Pensar Pixinguinha dentro de uma perspectiva musicológica, é colocá-lo como um dos pontos fundamentais estabelecidos na árvore genealógica da moderna música brasileira que se estruturou durante o século XX. Como todos os grande artistas que pensavam a estética que desenvolviam em termos de brasilidade, o mestre não estava preso à um estilo ou escola. Suas músicas iam da polca ao choro, e muitas vezes foi acusado de ser jazzístico; termo pejorativo, pois insinuava a “contaminação” do estrangeirismo na música brasileira. A mesma acusação que João Gilberto e sua bossa-nova receberam. E, de modo similar, mais tarde, os tropicalistas, quando aderiram às guitarras elétricas. Mas, interessante notar que, Pixinguinha, João Gilberto e os Tropicalistas pensavam o Brasil em termos plurais e jamais recusaram se aprofundar no substrato da cultura popular assim como seu cosmopolitismo não os deixava esquivar das influência externas.

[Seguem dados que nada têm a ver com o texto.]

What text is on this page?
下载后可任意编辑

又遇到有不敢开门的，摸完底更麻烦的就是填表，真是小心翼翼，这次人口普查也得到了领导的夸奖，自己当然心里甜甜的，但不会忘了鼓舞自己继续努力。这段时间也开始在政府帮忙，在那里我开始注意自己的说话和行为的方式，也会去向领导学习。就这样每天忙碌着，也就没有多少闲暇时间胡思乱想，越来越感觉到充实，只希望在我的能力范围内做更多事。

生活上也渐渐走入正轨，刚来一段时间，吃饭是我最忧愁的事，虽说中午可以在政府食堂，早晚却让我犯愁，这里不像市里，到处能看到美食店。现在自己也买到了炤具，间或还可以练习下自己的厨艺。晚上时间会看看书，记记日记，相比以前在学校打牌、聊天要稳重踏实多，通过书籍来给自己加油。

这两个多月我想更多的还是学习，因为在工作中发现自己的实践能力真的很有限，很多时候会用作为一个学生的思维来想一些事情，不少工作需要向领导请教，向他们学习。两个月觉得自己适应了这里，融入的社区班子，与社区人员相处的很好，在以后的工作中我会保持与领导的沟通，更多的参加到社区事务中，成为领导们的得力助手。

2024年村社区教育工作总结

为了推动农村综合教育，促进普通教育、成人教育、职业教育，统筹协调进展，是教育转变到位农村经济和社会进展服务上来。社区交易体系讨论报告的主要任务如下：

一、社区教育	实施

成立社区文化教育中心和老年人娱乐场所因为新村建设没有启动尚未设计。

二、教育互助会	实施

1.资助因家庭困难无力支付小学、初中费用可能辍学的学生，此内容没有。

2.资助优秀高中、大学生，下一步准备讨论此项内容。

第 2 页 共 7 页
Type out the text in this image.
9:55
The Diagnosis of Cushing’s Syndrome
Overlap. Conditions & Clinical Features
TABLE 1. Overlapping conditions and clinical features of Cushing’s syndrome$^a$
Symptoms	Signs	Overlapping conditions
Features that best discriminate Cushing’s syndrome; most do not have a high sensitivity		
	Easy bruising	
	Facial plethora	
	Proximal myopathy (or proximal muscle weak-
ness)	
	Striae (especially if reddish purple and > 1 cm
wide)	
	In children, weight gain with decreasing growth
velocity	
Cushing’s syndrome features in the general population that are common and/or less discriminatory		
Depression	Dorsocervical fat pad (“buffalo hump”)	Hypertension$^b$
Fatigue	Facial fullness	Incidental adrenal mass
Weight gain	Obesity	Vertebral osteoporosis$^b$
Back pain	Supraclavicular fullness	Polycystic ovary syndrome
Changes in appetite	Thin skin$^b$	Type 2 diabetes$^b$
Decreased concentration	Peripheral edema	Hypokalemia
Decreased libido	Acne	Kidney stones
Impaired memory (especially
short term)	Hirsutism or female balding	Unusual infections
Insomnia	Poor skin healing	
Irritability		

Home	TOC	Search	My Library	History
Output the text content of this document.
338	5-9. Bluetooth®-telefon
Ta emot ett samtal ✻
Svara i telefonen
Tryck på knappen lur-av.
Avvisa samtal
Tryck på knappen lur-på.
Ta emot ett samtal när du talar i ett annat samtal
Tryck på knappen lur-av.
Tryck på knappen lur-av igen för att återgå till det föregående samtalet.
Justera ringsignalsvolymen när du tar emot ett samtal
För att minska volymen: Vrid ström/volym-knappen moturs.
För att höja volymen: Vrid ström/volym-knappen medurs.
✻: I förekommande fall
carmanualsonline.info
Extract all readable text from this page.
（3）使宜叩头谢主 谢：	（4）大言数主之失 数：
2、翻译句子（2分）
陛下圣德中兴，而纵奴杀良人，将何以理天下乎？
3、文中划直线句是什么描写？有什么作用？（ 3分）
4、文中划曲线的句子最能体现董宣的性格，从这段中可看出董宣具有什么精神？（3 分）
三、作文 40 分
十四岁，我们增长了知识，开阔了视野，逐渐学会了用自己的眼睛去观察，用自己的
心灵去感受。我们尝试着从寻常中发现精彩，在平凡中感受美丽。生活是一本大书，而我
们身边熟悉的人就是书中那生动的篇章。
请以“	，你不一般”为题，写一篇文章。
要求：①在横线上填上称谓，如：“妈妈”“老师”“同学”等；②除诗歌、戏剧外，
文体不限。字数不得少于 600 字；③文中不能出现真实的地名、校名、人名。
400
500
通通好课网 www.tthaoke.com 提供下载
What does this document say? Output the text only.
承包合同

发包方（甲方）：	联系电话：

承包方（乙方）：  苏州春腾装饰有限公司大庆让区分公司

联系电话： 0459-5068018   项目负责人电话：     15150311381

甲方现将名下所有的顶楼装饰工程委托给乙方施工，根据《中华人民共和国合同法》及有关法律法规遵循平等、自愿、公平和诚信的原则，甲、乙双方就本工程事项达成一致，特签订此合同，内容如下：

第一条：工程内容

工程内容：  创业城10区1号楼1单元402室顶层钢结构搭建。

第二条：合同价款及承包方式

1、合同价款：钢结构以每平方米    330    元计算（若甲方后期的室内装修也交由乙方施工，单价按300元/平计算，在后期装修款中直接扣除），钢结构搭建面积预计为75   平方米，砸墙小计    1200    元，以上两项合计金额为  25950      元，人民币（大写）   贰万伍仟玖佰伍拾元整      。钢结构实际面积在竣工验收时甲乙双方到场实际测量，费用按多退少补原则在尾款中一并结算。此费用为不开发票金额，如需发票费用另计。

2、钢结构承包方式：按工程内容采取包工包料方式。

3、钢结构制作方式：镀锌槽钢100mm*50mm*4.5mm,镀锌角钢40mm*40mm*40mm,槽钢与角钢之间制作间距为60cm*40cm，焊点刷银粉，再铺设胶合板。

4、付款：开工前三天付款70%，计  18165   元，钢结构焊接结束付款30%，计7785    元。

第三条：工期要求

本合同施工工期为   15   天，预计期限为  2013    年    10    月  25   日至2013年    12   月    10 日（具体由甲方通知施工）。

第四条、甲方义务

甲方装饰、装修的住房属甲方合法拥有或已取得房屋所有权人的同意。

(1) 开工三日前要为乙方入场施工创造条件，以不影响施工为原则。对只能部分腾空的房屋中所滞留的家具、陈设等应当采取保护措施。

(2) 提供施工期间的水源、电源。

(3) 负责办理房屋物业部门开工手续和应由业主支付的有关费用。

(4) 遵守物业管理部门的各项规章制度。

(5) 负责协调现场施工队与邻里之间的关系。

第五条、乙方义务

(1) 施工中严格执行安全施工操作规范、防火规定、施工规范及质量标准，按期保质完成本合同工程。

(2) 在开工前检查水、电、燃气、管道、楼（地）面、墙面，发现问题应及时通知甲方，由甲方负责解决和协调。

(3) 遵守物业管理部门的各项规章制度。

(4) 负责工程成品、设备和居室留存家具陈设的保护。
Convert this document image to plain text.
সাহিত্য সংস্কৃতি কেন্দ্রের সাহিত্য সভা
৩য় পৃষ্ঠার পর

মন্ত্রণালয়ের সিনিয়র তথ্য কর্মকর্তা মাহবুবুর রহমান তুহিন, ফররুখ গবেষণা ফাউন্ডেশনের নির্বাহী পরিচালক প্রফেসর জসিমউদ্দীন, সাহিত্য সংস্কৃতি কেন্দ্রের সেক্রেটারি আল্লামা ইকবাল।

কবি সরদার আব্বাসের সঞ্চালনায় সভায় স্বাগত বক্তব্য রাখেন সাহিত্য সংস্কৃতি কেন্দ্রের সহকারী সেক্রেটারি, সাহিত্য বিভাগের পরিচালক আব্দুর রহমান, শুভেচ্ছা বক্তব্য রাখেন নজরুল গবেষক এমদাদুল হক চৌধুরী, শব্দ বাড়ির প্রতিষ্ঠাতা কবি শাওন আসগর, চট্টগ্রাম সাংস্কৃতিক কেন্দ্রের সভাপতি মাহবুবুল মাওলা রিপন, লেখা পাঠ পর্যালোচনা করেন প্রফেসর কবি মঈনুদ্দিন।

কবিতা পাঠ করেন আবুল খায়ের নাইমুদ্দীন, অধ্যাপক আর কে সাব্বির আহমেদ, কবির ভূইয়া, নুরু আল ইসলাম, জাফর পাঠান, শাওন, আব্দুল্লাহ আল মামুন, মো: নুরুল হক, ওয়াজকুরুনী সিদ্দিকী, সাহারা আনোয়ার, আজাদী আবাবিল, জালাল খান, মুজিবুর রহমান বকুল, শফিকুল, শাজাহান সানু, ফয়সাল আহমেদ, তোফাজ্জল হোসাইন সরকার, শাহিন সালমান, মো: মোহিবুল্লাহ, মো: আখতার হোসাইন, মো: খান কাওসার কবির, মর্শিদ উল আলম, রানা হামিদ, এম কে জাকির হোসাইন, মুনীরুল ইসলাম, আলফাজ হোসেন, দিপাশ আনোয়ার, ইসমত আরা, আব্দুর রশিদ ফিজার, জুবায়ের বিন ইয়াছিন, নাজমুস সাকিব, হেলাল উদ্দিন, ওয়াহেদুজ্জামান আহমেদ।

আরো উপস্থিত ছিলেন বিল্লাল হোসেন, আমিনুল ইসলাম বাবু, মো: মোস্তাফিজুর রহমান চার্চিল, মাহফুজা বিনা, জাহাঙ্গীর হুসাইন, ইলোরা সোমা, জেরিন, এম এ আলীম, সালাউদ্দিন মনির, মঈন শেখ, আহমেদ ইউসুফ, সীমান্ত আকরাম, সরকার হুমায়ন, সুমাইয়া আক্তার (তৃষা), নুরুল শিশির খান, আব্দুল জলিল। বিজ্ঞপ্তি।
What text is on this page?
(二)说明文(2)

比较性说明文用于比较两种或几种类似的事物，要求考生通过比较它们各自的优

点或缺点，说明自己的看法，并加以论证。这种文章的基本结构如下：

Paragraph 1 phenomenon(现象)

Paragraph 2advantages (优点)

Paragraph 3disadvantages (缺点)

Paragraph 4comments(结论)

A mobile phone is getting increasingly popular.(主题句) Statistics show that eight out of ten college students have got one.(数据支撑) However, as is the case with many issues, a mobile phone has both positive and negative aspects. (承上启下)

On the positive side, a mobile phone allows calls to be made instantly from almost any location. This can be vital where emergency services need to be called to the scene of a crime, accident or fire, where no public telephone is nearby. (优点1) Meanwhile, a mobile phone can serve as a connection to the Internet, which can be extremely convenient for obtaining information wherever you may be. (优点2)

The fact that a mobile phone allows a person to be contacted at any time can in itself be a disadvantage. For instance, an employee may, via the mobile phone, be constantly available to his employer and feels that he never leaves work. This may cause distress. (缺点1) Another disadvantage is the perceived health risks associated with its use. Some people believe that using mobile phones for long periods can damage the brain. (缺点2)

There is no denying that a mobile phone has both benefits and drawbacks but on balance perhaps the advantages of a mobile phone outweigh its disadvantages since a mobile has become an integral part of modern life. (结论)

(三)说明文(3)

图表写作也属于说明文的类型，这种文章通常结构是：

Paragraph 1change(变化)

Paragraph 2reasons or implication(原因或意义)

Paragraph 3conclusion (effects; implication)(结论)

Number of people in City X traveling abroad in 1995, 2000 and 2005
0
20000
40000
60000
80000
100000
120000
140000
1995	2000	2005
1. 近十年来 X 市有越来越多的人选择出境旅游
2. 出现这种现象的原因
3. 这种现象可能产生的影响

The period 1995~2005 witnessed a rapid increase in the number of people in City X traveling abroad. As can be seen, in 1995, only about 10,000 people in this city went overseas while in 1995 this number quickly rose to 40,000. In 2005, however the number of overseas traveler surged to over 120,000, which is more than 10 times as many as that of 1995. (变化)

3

O Brasil era visto como um grande caldeirão étnico e cultural. Uma “persona” ainda em construção. Era necessário experimentar, sem fechar os olhos para o cenário real ao redor. Sem esquecer o tal cotidiano brasileiro.

 

O diferencial dos artistas citados acima estava na ciência que tinham sobre o próprio processo de criação, e a clara consciência histórica que demonstravam possuir ao produzir sua arte num país colonizado culturalmente como o Brasil. Pixinguinha é um artista que delineou o padrão musical de seu tempo. Não é exagero dizer, como Sérgio Cabral já apontou antes, que “Pixinguinha foi o grande criador do arranjo musical brasileiro”. Está na historiografia que por décadas o mestre atuou intensamente como arranjador e também, mais tarde, como professor. E que sua personalidade artística influente inspirou e orientou as novas gerações. É tocante também perceber como a obra de um artista como Pixinguinha fala diretamente com a alma das pessoas. Não é preciso ser um “entendedor” de música para degustar sua arte. É justamente isso que torna sua música ainda maior. Uma melodia como a de Carinhoso ecoa atemporalmente, além das fronteiras espaciais, em incontáveis cabeças. Ela se manifesta em inumeráveis assovios. Continua a ser homenageada e gravada nos quatro cantos do mundo. Pixinguinha é um grande patrimônio a ser descoberto. Um território ainda a ser explorado. E como toda arte carregada de significados, cada nova geração fará o seu proveito sobre a herança recebida. A tecnologia atual pode facilitar o maior acesso ao material original e isso muda muita coisa. Amplia a perspectiva.